Pierwszą bramkę Legia Warszawa "sprezentował" Łukasz Skorupski, który w pozornie łatwej sytuacji wypuścił piłkę z rąk wprost pod nogi Marek Saganowski, który z bliska wpakował futbolówkę do pustej bramki. Golkiper zabrzan mógł jednak liczyć na wsparcie partnerów z drużyny.
- Powiedzieliśmy Łukaszowi, żeby się nie załamywał. Taka jest piłka nożna. Takie błędy się zdarzają. Mi się też zdarzają. Każde doświadczenie jest bolesne, ale nigdy nie idzie na marne. Po tym wszystkim na pewno będzie on mocniejszy - zapewnia defensor zabrzańskiej drużyny.
108. ligowy szlagier pomiędzy Górnikiem i Legią był prawdziwym piłkarskim świętem. - W tym meczu każdy znalazł coś ciekawego dla siebie. Było dużo walki i padły aż cztery bramki. Kibice nie mają prawa narzekać na poziom spotkania, bo trzymał on ich w napięciu do ostatniego gwizdka. Wiemy, że takie mecze fani lubią szczególnie - przyznaje Danch.

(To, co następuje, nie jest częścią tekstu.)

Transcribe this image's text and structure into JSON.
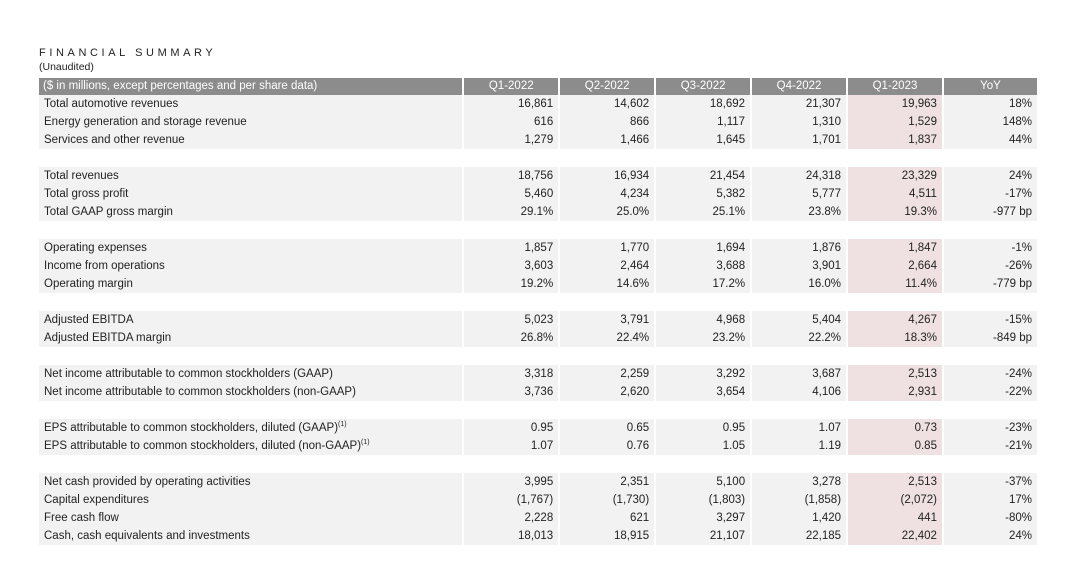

Mimo straty dwóch punktów na własnym stadionie lider defensywy Górnika widzi wiele pozytywów w wyniku niedzielnej potyczki. - Pokazaliśmy, że możemy walczyć jak równy z równym z każdą drużyną. Lech, Jagiellonia czy Legia nie dały nam rady i nie było w tym dzieła przypadku. My po prostu nie jesteśmy gorsi od Legii. Teraz czeka nas mecz z Widzewem, innym niepokonanym dotąd zespołem. Nie boimy się tej potyczki. Czekamy na nią z dużą niecierpliwością i liczymy na zwycięstwo - puentuje kapitan drużyny 14-krotnych mistrzów Polski.